France’s antitrust watchdog on Thursday gave Facebook-owner Meta two months to change its access rules for ad verification partners, saying the company was potentially taking unfair advantage of a dominant market position in online advertising.
In a statement, the competition authority said Meta must publish new access criteria for partners seeking to use its analytical tools to assess whether online ad campaigns have been actually seen by people and are not displayed in a way that could harm the reputation of the brand.
It said the new criteria must be transparent, objective, non-discriminatory, and proportionate.
“We are reviewing the interim decision and considering all our options,” a Meta spokesperson said in an emailed statement.
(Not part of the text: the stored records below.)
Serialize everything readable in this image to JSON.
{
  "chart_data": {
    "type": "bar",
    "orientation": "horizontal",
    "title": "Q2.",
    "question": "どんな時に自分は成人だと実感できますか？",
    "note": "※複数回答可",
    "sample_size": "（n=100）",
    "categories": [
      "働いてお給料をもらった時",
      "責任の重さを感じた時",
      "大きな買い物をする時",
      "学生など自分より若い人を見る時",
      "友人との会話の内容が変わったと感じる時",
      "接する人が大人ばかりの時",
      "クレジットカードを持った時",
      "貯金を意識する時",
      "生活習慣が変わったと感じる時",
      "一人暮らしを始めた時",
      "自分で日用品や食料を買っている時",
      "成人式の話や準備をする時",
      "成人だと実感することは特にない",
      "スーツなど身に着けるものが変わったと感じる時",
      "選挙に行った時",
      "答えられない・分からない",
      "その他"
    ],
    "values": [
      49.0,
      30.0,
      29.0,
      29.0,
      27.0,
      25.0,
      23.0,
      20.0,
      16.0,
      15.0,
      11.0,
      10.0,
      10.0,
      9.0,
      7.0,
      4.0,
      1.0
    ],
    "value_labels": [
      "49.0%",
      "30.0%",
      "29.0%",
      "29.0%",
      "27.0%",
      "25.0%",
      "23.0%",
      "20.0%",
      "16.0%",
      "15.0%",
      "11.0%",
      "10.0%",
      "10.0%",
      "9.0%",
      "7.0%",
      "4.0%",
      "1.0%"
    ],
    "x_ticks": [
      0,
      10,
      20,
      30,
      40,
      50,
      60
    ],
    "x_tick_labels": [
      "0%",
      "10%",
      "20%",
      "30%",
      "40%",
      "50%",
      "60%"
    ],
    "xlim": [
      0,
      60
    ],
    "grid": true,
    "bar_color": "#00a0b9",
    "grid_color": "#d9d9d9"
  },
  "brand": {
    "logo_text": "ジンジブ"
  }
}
Ad verification companies offer services including measuring how many views online ads receive, detecting fraudulent online traffic, and ensuring client ads do not appear on websites harming their brand, such as pornographic sites.
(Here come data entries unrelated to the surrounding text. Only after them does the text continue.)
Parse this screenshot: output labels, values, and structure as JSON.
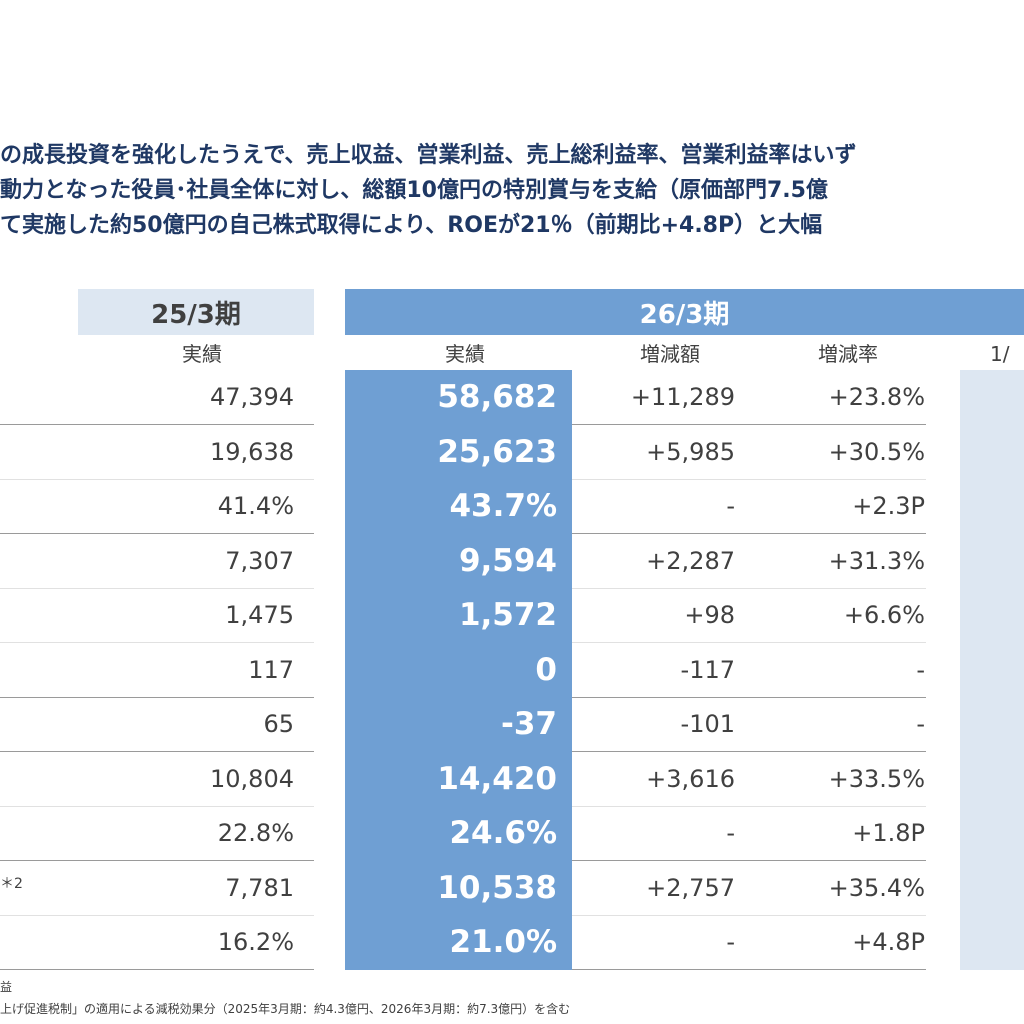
{
  "summary": {
    "line1": "の成長投資を強化したうえで、売上収益、営業利益、売上総利益率、営業利益率はいず",
    "line2": "動力となった役員･社員全体に対し、総額10億円の特別賞与を支給（原価部門7.5億",
    "line3": "て実施した約50億円の自己株式取得により、ROEが21％（前期比+4.8P）と大幅"
  },
  "header": {
    "prev_period": "25/3期",
    "cur_period": "26/3期",
    "prev_actual": "実績",
    "cur_actual": "実績",
    "change_amount": "増減額",
    "change_rate": "増減率",
    "cut_label": "1/"
  },
  "rows": [
    {
      "prev": "47,394",
      "actual": "58,682",
      "change": "+11,289",
      "rate": "+23.8%"
    },
    {
      "prev": "19,638",
      "actual": "25,623",
      "change": "+5,985",
      "rate": "+30.5%"
    },
    {
      "prev": "41.4%",
      "actual": "43.7%",
      "change": "-",
      "rate": "+2.3P"
    },
    {
      "prev": "7,307",
      "actual": "9,594",
      "change": "+2,287",
      "rate": "+31.3%"
    },
    {
      "prev": "1,475",
      "actual": "1,572",
      "change": "+98",
      "rate": "+6.6%"
    },
    {
      "prev": "117",
      "actual": "0",
      "change": "-117",
      "rate": "-"
    },
    {
      "prev": "65",
      "actual": "-37",
      "change": "-101",
      "rate": "-"
    },
    {
      "prev": "10,804",
      "actual": "14,420",
      "change": "+3,616",
      "rate": "+33.5%"
    },
    {
      "prev": "22.8%",
      "actual": "24.6%",
      "change": "-",
      "rate": "+1.8P"
    },
    {
      "prev": "7,781",
      "actual": "10,538",
      "change": "+2,757",
      "rate": "+35.4%"
    },
    {
      "prev": "16.2%",
      "actual": "21.0%",
      "change": "-",
      "rate": "+4.8P"
    }
  ],
  "note_mark": "＊2",
  "footnotes": {
    "line1": "益",
    "line2": "上げ促進税制」の適用による減税効果分（2025年3月期：約4.3億円、2026年3月期：約7.3億円）を含む"
  },
  "colors": {
    "accent_blue": "#6f9fd3",
    "light_blue": "#dde7f2",
    "heading_navy": "#1f3864"
  }
}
The French body said Meta’s invite-only approach allowed access to its data to only the biggest operators and might be considered discriminatory in the fields of the firm’s “viewability” and “brand safety” offerings.
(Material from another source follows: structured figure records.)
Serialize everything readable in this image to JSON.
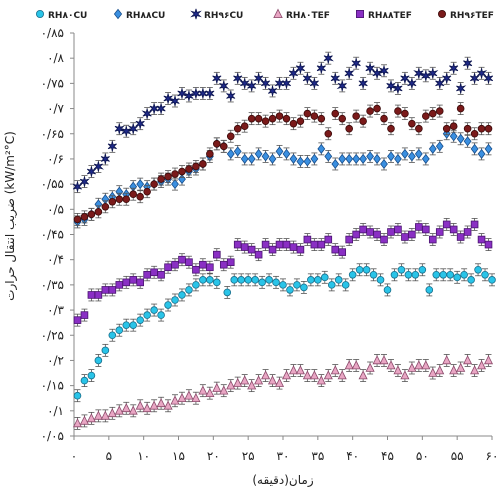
{
  "chart_data": {
    "type": "scatter",
    "xlabel": "زمان(دقیقه)",
    "ylabel": "ضریب انتقال حرارت (kW/m²°C)",
    "xlim": [
      0,
      60
    ],
    "ylim": [
      0.05,
      0.85
    ],
    "x_ticks": [
      0,
      5,
      10,
      15,
      20,
      25,
      30,
      35,
      40,
      45,
      50,
      55,
      60
    ],
    "x_tick_labels": [
      "۰",
      "۵",
      "۱۰",
      "۱۵",
      "۲۰",
      "۲۵",
      "۳۰",
      "۳۵",
      "۴۰",
      "۴۵",
      "۵۰",
      "۵۵",
      "۶۰"
    ],
    "y_ticks": [
      0.05,
      0.1,
      0.15,
      0.2,
      0.25,
      0.3,
      0.35,
      0.4,
      0.45,
      0.5,
      0.55,
      0.6,
      0.65,
      0.7,
      0.75,
      0.8,
      0.85
    ],
    "y_tick_labels": [
      "۰/۰۵",
      "۰/۱",
      "۰/۱۵",
      "۰/۲",
      "۰/۲۵",
      "۰/۳",
      "۰/۳۵",
      "۰/۴",
      "۰/۴۵",
      "۰/۵",
      "۰/۵۵",
      "۰/۶",
      "۰/۶۵",
      "۰/۷",
      "۰/۷۵",
      "۰/۸",
      "۰/۸۵"
    ],
    "legend_position": "top",
    "grid": false,
    "error_bars": true,
    "series": [
      {
        "name": "RH۸۰CU",
        "marker": "circle",
        "color": "#29c4e8",
        "stroke": "#1a6f8c",
        "x": [
          0.5,
          1.5,
          2.5,
          3.5,
          4.5,
          5.5,
          6.5,
          7.5,
          8.5,
          9.5,
          10.5,
          11.5,
          12.5,
          13.5,
          14.5,
          15.5,
          16.5,
          17.5,
          18.5,
          19.5,
          20.5,
          22,
          23,
          24,
          25,
          26,
          27,
          28,
          29,
          30,
          31,
          32,
          33,
          34,
          35,
          36,
          37,
          38,
          39,
          40,
          41,
          42,
          43,
          44,
          45,
          46,
          47,
          48,
          49,
          50,
          51,
          52,
          53,
          54,
          55,
          56,
          57,
          58,
          59,
          60
        ],
        "y": [
          0.13,
          0.16,
          0.17,
          0.2,
          0.22,
          0.25,
          0.26,
          0.27,
          0.27,
          0.28,
          0.29,
          0.3,
          0.29,
          0.31,
          0.32,
          0.33,
          0.34,
          0.35,
          0.36,
          0.36,
          0.355,
          0.335,
          0.36,
          0.36,
          0.36,
          0.36,
          0.355,
          0.36,
          0.355,
          0.35,
          0.34,
          0.35,
          0.345,
          0.36,
          0.36,
          0.365,
          0.35,
          0.36,
          0.35,
          0.37,
          0.38,
          0.38,
          0.37,
          0.36,
          0.34,
          0.37,
          0.38,
          0.37,
          0.37,
          0.38,
          0.34,
          0.37,
          0.37,
          0.37,
          0.365,
          0.37,
          0.36,
          0.38,
          0.37,
          0.36
        ]
      },
      {
        "name": "RH۸۸CU",
        "marker": "diamond",
        "color": "#3a8fe0",
        "stroke": "#1a4f8c",
        "x": [
          0.5,
          1.5,
          2.5,
          3.5,
          4.5,
          5.5,
          6.5,
          7.5,
          8.5,
          9.5,
          10.5,
          11.5,
          12.5,
          13.5,
          14.5,
          15.5,
          16.5,
          17.5,
          18.5,
          19.5,
          20.5,
          21.5,
          22.5,
          23.5,
          24.5,
          25.5,
          26.5,
          27.5,
          28.5,
          29.5,
          30.5,
          31.5,
          32.5,
          33.5,
          34.5,
          35.5,
          36.5,
          37.5,
          38.5,
          39.5,
          40.5,
          41.5,
          42.5,
          43.5,
          44.5,
          45.5,
          46.5,
          47.5,
          48.5,
          49.5,
          50.5,
          51.5,
          52.5,
          53.5,
          54.5,
          55.5,
          56.5,
          57.5,
          58.5,
          59.5
        ],
        "y": [
          0.475,
          0.48,
          0.49,
          0.51,
          0.52,
          0.525,
          0.535,
          0.53,
          0.545,
          0.55,
          0.545,
          0.55,
          0.555,
          0.56,
          0.55,
          0.56,
          0.575,
          0.58,
          0.59,
          0.605,
          0.63,
          0.625,
          0.61,
          0.615,
          0.6,
          0.6,
          0.61,
          0.605,
          0.6,
          0.615,
          0.61,
          0.6,
          0.595,
          0.595,
          0.6,
          0.62,
          0.605,
          0.59,
          0.6,
          0.6,
          0.6,
          0.6,
          0.605,
          0.6,
          0.59,
          0.605,
          0.6,
          0.61,
          0.605,
          0.61,
          0.6,
          0.62,
          0.625,
          0.65,
          0.645,
          0.64,
          0.635,
          0.62,
          0.61,
          0.62
        ]
      },
      {
        "name": "RH۹۶CU",
        "marker": "star",
        "color": "#1f2a8a",
        "stroke": "#0d1550",
        "x": [
          0.5,
          1.5,
          2.5,
          3.5,
          4.5,
          5.5,
          6.5,
          7.5,
          8.5,
          9.5,
          10.5,
          11.5,
          12.5,
          13.5,
          14.5,
          15.5,
          16.5,
          17.5,
          18.5,
          19.5,
          20.5,
          21.5,
          22.5,
          23.5,
          24.5,
          25.5,
          26.5,
          27.5,
          28.5,
          29.5,
          30.5,
          31.5,
          32.5,
          33.5,
          34.5,
          35.5,
          36.5,
          37.5,
          38.5,
          39.5,
          40.5,
          41.5,
          42.5,
          43.5,
          44.5,
          45.5,
          46.5,
          47.5,
          48.5,
          49.5,
          50.5,
          51.5,
          52.5,
          53.5,
          54.5,
          55.5,
          56.5,
          57.5,
          58.5,
          59.5
        ],
        "y": [
          0.545,
          0.555,
          0.575,
          0.585,
          0.6,
          0.625,
          0.66,
          0.655,
          0.66,
          0.67,
          0.69,
          0.7,
          0.7,
          0.72,
          0.715,
          0.73,
          0.725,
          0.73,
          0.73,
          0.73,
          0.76,
          0.745,
          0.725,
          0.76,
          0.75,
          0.745,
          0.76,
          0.75,
          0.735,
          0.75,
          0.75,
          0.77,
          0.78,
          0.76,
          0.75,
          0.78,
          0.8,
          0.76,
          0.745,
          0.77,
          0.79,
          0.75,
          0.78,
          0.77,
          0.775,
          0.745,
          0.74,
          0.76,
          0.75,
          0.77,
          0.765,
          0.77,
          0.75,
          0.76,
          0.78,
          0.74,
          0.79,
          0.76,
          0.77,
          0.76
        ]
      },
      {
        "name": "RH۸۰TEF",
        "marker": "triangle",
        "color": "#e9a6c4",
        "stroke": "#8a4a6a",
        "x": [
          0.5,
          1.5,
          2.5,
          3.5,
          4.5,
          5.5,
          6.5,
          7.5,
          8.5,
          9.5,
          10.5,
          11.5,
          12.5,
          13.5,
          14.5,
          15.5,
          16.5,
          17.5,
          18.5,
          19.5,
          20.5,
          21.5,
          22.5,
          23.5,
          24.5,
          25.5,
          26.5,
          27.5,
          28.5,
          29.5,
          30.5,
          31.5,
          32.5,
          33.5,
          34.5,
          35.5,
          36.5,
          37.5,
          38.5,
          39.5,
          40.5,
          41.5,
          42.5,
          43.5,
          44.5,
          45.5,
          46.5,
          47.5,
          48.5,
          49.5,
          50.5,
          51.5,
          52.5,
          53.5,
          54.5,
          55.5,
          56.5,
          57.5,
          58.5,
          59.5
        ],
        "y": [
          0.075,
          0.08,
          0.085,
          0.09,
          0.09,
          0.095,
          0.1,
          0.105,
          0.1,
          0.11,
          0.105,
          0.11,
          0.115,
          0.11,
          0.12,
          0.125,
          0.13,
          0.125,
          0.14,
          0.135,
          0.145,
          0.14,
          0.15,
          0.155,
          0.16,
          0.15,
          0.16,
          0.17,
          0.16,
          0.155,
          0.17,
          0.18,
          0.18,
          0.17,
          0.17,
          0.16,
          0.17,
          0.18,
          0.17,
          0.19,
          0.19,
          0.17,
          0.185,
          0.2,
          0.2,
          0.19,
          0.18,
          0.17,
          0.185,
          0.19,
          0.19,
          0.175,
          0.18,
          0.2,
          0.18,
          0.185,
          0.2,
          0.18,
          0.19,
          0.2
        ]
      },
      {
        "name": "RH۸۸TEF",
        "marker": "square",
        "color": "#8a2fc4",
        "stroke": "#4a1570",
        "x": [
          0.5,
          1.5,
          2.5,
          3.5,
          4.5,
          5.5,
          6.5,
          7.5,
          8.5,
          9.5,
          10.5,
          11.5,
          12.5,
          13.5,
          14.5,
          15.5,
          16.5,
          17.5,
          18.5,
          19.5,
          20.5,
          21.5,
          22.5,
          23.5,
          24.5,
          25.5,
          26.5,
          27.5,
          28.5,
          29.5,
          30.5,
          31.5,
          32.5,
          33.5,
          34.5,
          35.5,
          36.5,
          37.5,
          38.5,
          39.5,
          40.5,
          41.5,
          42.5,
          43.5,
          44.5,
          45.5,
          46.5,
          47.5,
          48.5,
          49.5,
          50.5,
          51.5,
          52.5,
          53.5,
          54.5,
          55.5,
          56.5,
          57.5,
          58.5,
          59.5
        ],
        "y": [
          0.28,
          0.29,
          0.33,
          0.33,
          0.34,
          0.34,
          0.35,
          0.355,
          0.36,
          0.355,
          0.37,
          0.375,
          0.37,
          0.385,
          0.39,
          0.4,
          0.395,
          0.38,
          0.39,
          0.385,
          0.41,
          0.39,
          0.395,
          0.43,
          0.425,
          0.42,
          0.41,
          0.43,
          0.42,
          0.43,
          0.43,
          0.425,
          0.42,
          0.44,
          0.43,
          0.43,
          0.44,
          0.42,
          0.415,
          0.44,
          0.45,
          0.46,
          0.455,
          0.45,
          0.44,
          0.455,
          0.46,
          0.445,
          0.45,
          0.465,
          0.46,
          0.44,
          0.455,
          0.47,
          0.46,
          0.445,
          0.455,
          0.47,
          0.44,
          0.43
        ]
      },
      {
        "name": "RH۹۶TEF",
        "marker": "circle",
        "color": "#7a1a1a",
        "stroke": "#3a0a0a",
        "x": [
          0.5,
          1.5,
          2.5,
          3.5,
          4.5,
          5.5,
          6.5,
          7.5,
          8.5,
          9.5,
          10.5,
          11.5,
          12.5,
          13.5,
          14.5,
          15.5,
          16.5,
          17.5,
          18.5,
          19.5,
          20.5,
          21.5,
          22.5,
          23.5,
          24.5,
          25.5,
          26.5,
          27.5,
          28.5,
          29.5,
          30.5,
          31.5,
          32.5,
          33.5,
          34.5,
          35.5,
          36.5,
          37.5,
          38.5,
          39.5,
          40.5,
          41.5,
          42.5,
          43.5,
          44.5,
          45.5,
          46.5,
          47.5,
          48.5,
          49.5,
          50.5,
          51.5,
          52.5,
          53.5,
          54.5,
          55.5,
          56.5,
          57.5,
          58.5,
          59.5
        ],
        "y": [
          0.48,
          0.485,
          0.49,
          0.495,
          0.505,
          0.515,
          0.52,
          0.52,
          0.53,
          0.525,
          0.535,
          0.55,
          0.56,
          0.565,
          0.57,
          0.575,
          0.58,
          0.585,
          0.59,
          0.61,
          0.63,
          0.625,
          0.645,
          0.66,
          0.665,
          0.68,
          0.68,
          0.675,
          0.68,
          0.685,
          0.68,
          0.67,
          0.675,
          0.69,
          0.685,
          0.68,
          0.65,
          0.69,
          0.68,
          0.66,
          0.685,
          0.675,
          0.695,
          0.7,
          0.68,
          0.66,
          0.695,
          0.69,
          0.67,
          0.66,
          0.685,
          0.69,
          0.695,
          0.66,
          0.665,
          0.7,
          0.66,
          0.65,
          0.66,
          0.66
        ]
      }
    ]
  }
}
The case was brought by Adloox, a small, independent French ad verification company, which sought unsuccessfully to be granted access to Meta’s data for these services from 2016 to 2022.
Adloox complained to the competition authority last year, and the authority found the barrier to entry created by Meta constituted an “immediate and grave” harm to Adloox specifically, as well as to the independent ad verification sector as a whole.